There is still so much to learn and that lack of certainty is stressful for the perfectionist in me who wants each step rendered in tidy capital letters with (Pilot G2 Ultra Fine) black ink on white paper. No need to study the image below in detail or analyze what it says about me that I saved my personal record of input, output, suppositories, enemas and bowel movements from days before hospital discharge, then photographed it 288 days later and published it online.

Luckily (or unluckily for my neglected blog, jigsaw puzzles and oil paintings), now that I am feeling healthy, I can release some of my frustration with uncertainty by marching full speed ahead of my mom to greet fellow hikers with my tear-stained face and histrionic outbursts of “nobody knows anything!”

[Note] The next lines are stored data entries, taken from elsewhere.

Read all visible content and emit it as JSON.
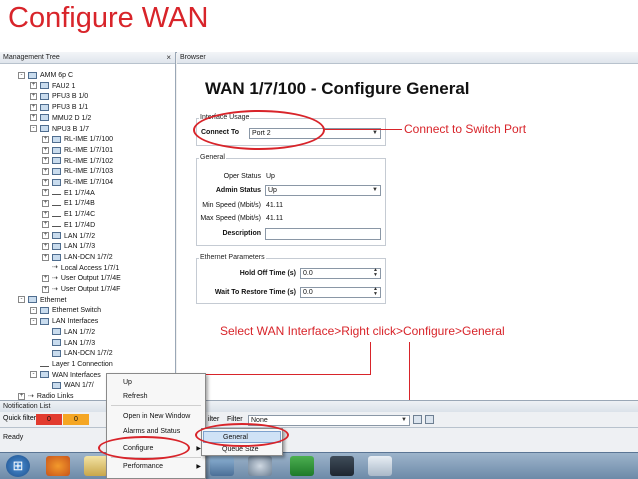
{
  "slide_title": "Configure WAN",
  "tree": {
    "header": "Management Tree",
    "close_glyph": "×",
    "items": [
      {
        "label": "AMM 6p C",
        "indent": 1,
        "exp": "-"
      },
      {
        "label": "FAU2 1",
        "indent": 2,
        "exp": "+"
      },
      {
        "label": "PFU3 B 1/0",
        "indent": 2,
        "exp": "+"
      },
      {
        "label": "PFU3 B 1/1",
        "indent": 2,
        "exp": "+"
      },
      {
        "label": "MMU2 D 1/2",
        "indent": 2,
        "exp": "+"
      },
      {
        "label": "NPU3 B 1/7",
        "indent": 2,
        "exp": "-"
      },
      {
        "label": "RL-IME 1/7/100",
        "indent": 3,
        "exp": "+"
      },
      {
        "label": "RL-IME 1/7/101",
        "indent": 3,
        "exp": "+"
      },
      {
        "label": "RL-IME 1/7/102",
        "indent": 3,
        "exp": "+"
      },
      {
        "label": "RL-IME 1/7/103",
        "indent": 3,
        "exp": "+"
      },
      {
        "label": "RL-IME 1/7/104",
        "indent": 3,
        "exp": "+"
      },
      {
        "label": "E1 1/7/4A",
        "indent": 3,
        "exp": "+",
        "icon": "line"
      },
      {
        "label": "E1 1/7/4B",
        "indent": 3,
        "exp": "+",
        "icon": "line"
      },
      {
        "label": "E1 1/7/4C",
        "indent": 3,
        "exp": "+",
        "icon": "line"
      },
      {
        "label": "E1 1/7/4D",
        "indent": 3,
        "exp": "+",
        "icon": "line"
      },
      {
        "label": "LAN 1/7/2",
        "indent": 3,
        "exp": "+"
      },
      {
        "label": "LAN 1/7/3",
        "indent": 3,
        "exp": "+"
      },
      {
        "label": "LAN-DCN 1/7/2",
        "indent": 3,
        "exp": "+"
      },
      {
        "label": "Local Access 1/7/1",
        "indent": 3,
        "exp": "",
        "icon": "arrow"
      },
      {
        "label": "User Output 1/7/4E",
        "indent": 3,
        "exp": "+",
        "icon": "arrow"
      },
      {
        "label": "User Output 1/7/4F",
        "indent": 3,
        "exp": "+",
        "icon": "arrow"
      },
      {
        "label": "Ethernet",
        "indent": 1,
        "exp": "-"
      },
      {
        "label": "Ethernet Switch",
        "indent": 2,
        "exp": "-"
      },
      {
        "label": "LAN Interfaces",
        "indent": 2,
        "exp": "-"
      },
      {
        "label": "LAN 1/7/2",
        "indent": 3,
        "exp": ""
      },
      {
        "label": "LAN 1/7/3",
        "indent": 3,
        "exp": ""
      },
      {
        "label": "LAN-DCN 1/7/2",
        "indent": 3,
        "exp": ""
      },
      {
        "label": "Layer 1 Connection",
        "indent": 2,
        "exp": "",
        "icon": "line"
      },
      {
        "label": "WAN Interfaces",
        "indent": 2,
        "exp": "-"
      },
      {
        "label": "WAN 1/7/",
        "indent": 3,
        "exp": ""
      },
      {
        "label": "Radio Links",
        "indent": 1,
        "exp": "+",
        "icon": "arrow"
      }
    ]
  },
  "browser": {
    "header": "Browser",
    "page_title": "WAN 1/7/100 - Configure General",
    "interface_usage": {
      "legend": "Interface Usage",
      "connect_to_label": "Connect To",
      "connect_to_value": "Port 2"
    },
    "general": {
      "legend": "General",
      "oper_status_label": "Oper Status",
      "oper_status_value": "Up",
      "admin_status_label": "Admin Status",
      "admin_status_value": "Up",
      "min_speed_label": "Min Speed (Mbit/s)",
      "min_speed_value": "41.11",
      "max_speed_label": "Max Speed (Mbit/s)",
      "max_speed_value": "41.11",
      "description_label": "Description",
      "description_value": ""
    },
    "ethernet_parameters": {
      "legend": "Ethernet Parameters",
      "hold_off_label": "Hold Off Time (s)",
      "hold_off_value": "0.0",
      "wait_restore_label": "Wait To Restore Time (s)",
      "wait_restore_value": "0.0"
    }
  },
  "callouts": {
    "connect": "Connect to Switch Port",
    "select": "Select WAN Interface>Right click>Configure>General"
  },
  "context_menu": {
    "items": [
      "Up",
      "Refresh",
      "Open in New Window",
      "Alarms and Status",
      "Configure",
      "Performance"
    ],
    "configure_submenu": [
      "General",
      "Queue Size"
    ]
  },
  "notification": {
    "title": "Notification List",
    "quick_filter_label": "Quick filter",
    "badge_values": [
      "0",
      "0"
    ],
    "badge_colors": [
      "#e23b2e",
      "#f5a623"
    ],
    "filter_label_1": "ilter",
    "filter_label_2": "Filter",
    "filter_value": "None"
  },
  "status": {
    "text": "Ready"
  },
  "taskbar": {
    "start_glyph": "⊞",
    "apps": [
      "firefox-icon",
      "files-icon",
      "explorer-icon",
      "app-icon",
      "settings-icon",
      "terminal-icon",
      "excel-icon",
      "window-icon"
    ]
  },
  "colors": {
    "accent_red": "#d8242a"
  }
}
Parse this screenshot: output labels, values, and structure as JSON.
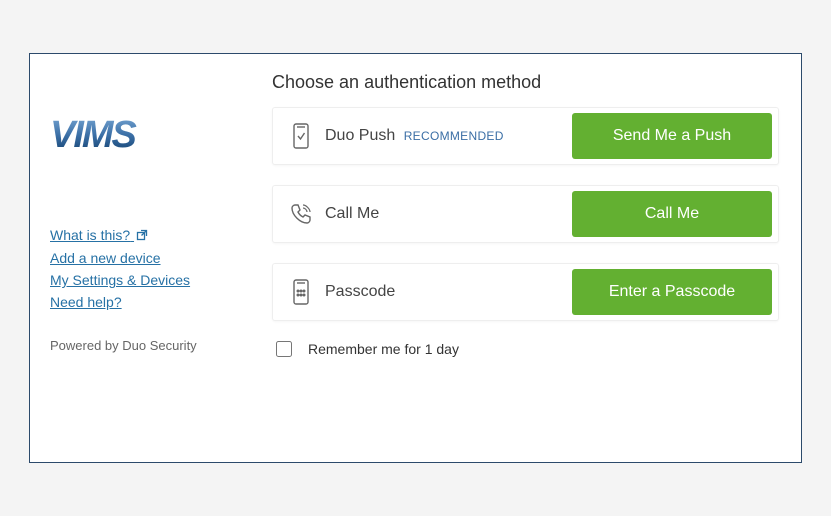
{
  "logo_text": "VIMS",
  "sidebar_links": {
    "what_is_this": "What is this?",
    "add_device": "Add a new device",
    "settings_devices": "My Settings & Devices",
    "need_help": "Need help?"
  },
  "powered_by": "Powered by Duo Security",
  "heading": "Choose an authentication method",
  "methods": {
    "push": {
      "label": "Duo Push",
      "badge": "RECOMMENDED",
      "button": "Send Me a Push"
    },
    "call": {
      "label": "Call Me",
      "button": "Call Me"
    },
    "passcode": {
      "label": "Passcode",
      "button": "Enter a Passcode"
    }
  },
  "remember_label": "Remember me for 1 day",
  "colors": {
    "accent_green": "#63b031",
    "link_blue": "#2671a5",
    "border": "#2c4a6b"
  }
}
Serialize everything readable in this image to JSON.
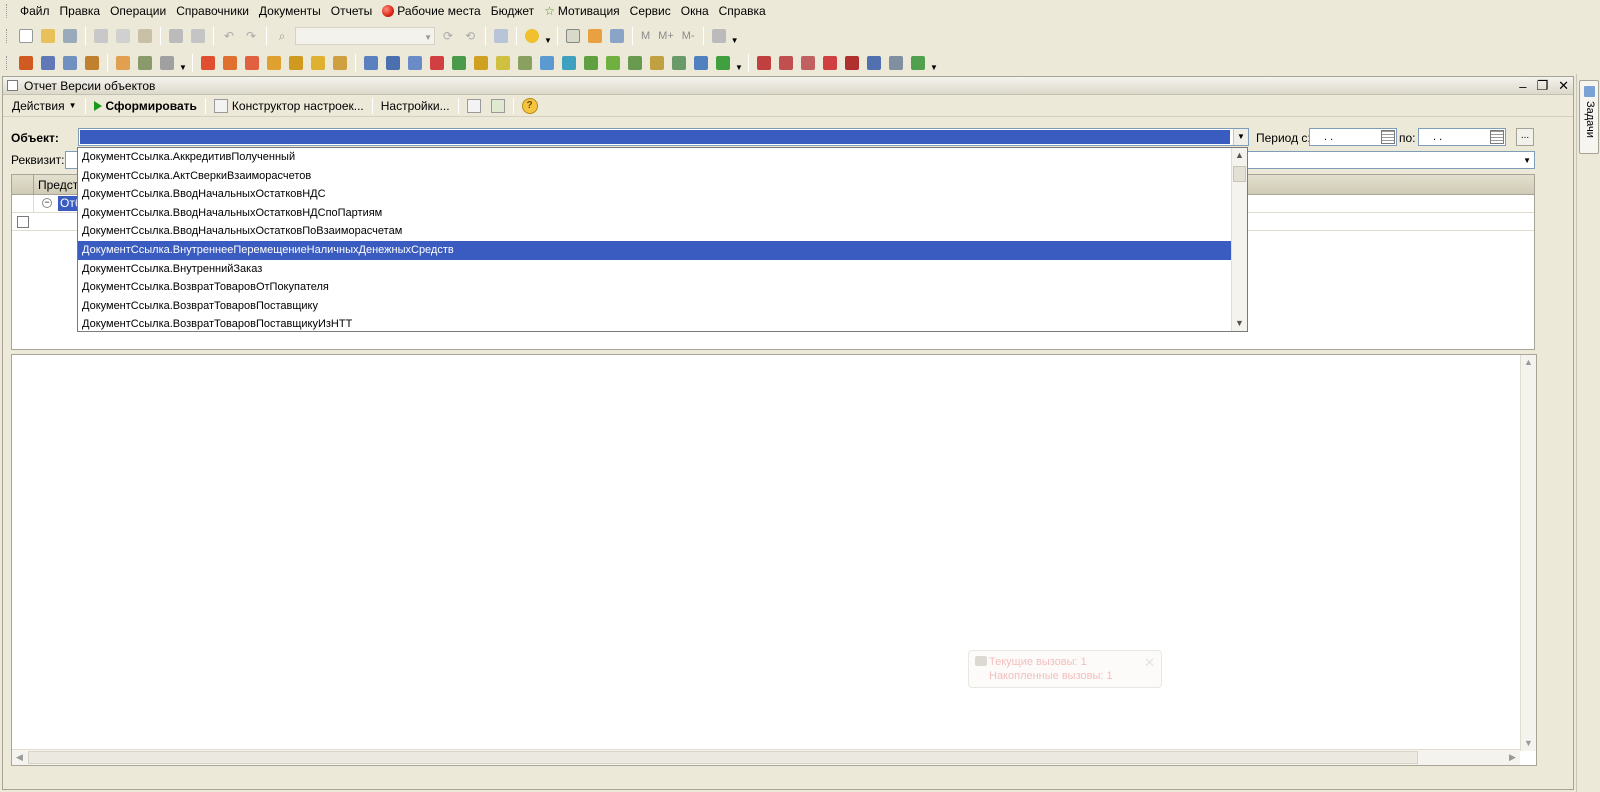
{
  "menu": [
    "Файл",
    "Правка",
    "Операции",
    "Справочники",
    "Документы",
    "Отчеты",
    "Рабочие места",
    "Бюджет",
    "Мотивация",
    "Сервис",
    "Окна",
    "Справка"
  ],
  "toolbar1": {
    "m": "M",
    "m_plus": "M+",
    "m_minus": "M-"
  },
  "task_panel": {
    "label": "Задачи"
  },
  "window": {
    "title": "Отчет  Версии объектов",
    "minimize": "–",
    "restore": "❐",
    "close": "✕"
  },
  "actions": {
    "actions_label": "Действия",
    "generate": "Сформировать",
    "constructor": "Конструктор настроек...",
    "settings": "Настройки..."
  },
  "filters": {
    "object_label": "Объект:",
    "requisite_label": "Реквизит:",
    "period_from_label": "Период с:",
    "period_to_label": "по:",
    "date_from": ". .",
    "date_to": ". .",
    "more_button": "..."
  },
  "grid": {
    "column_header": "Предста",
    "row_value": "Отб"
  },
  "dropdown": {
    "items": [
      "ДокументСсылка.АккредитивПолученный",
      "ДокументСсылка.АктСверкиВзаиморасчетов",
      "ДокументСсылка.ВводНачальныхОстатковНДС",
      "ДокументСсылка.ВводНачальныхОстатковНДСпоПартиям",
      "ДокументСсылка.ВводНачальныхОстатковПоВзаиморасчетам",
      "ДокументСсылка.ВнутреннееПеремещениеНаличныхДенежныхСредств",
      "ДокументСсылка.ВнутреннийЗаказ",
      "ДокументСсылка.ВозвратТоваровОтПокупателя",
      "ДокументСсылка.ВозвратТоваровПоставщику",
      "ДокументСсылка.ВозвратТоваровПоставщикуИзНТТ"
    ],
    "selected_index": 5
  },
  "notification": {
    "line1": "Текущие вызовы: 1",
    "line2": "Накопленные вызовы: 1"
  },
  "colors": {
    "selection": "#3a5bbf",
    "window_bg": "#ece9d8"
  }
}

Being one of 18 heart-lung transplant recipients in the U.S. last year means that my individual journey is statistically significant and will shape that of other recipients. Sure, it’s exhilarating to be special (my preferred term for complex), but that’s a lot of pressure, and I’d like to be a smaller portion of the data set. My mother, wiser and one-eighth of an inch shorter than I am (ignore her claims to the contrary), insists on recognizing the hope that comes with knowing future organ transplant recipients will help me as much as previous recipients have.

So that future recipients get their second chance at life, and that medical advancements continue to improve our long-term care, I need your help in promoting donor registration. Not only does one’s family make the final decision, my research suggests it’s actually pretty difficult to die in a way that makes organ donation possible. Here’s a good place to start if you, too, are looking for some light reading on brain death. Even if you never become an organ donor, registering signals to physicians and patients like me that you support the work we are doing to increase the survival statistics and quality of life of transplant recipients.

It only took me 32 seconds to repeat my registration at registerme.org. Please make sure you and your friends are registered.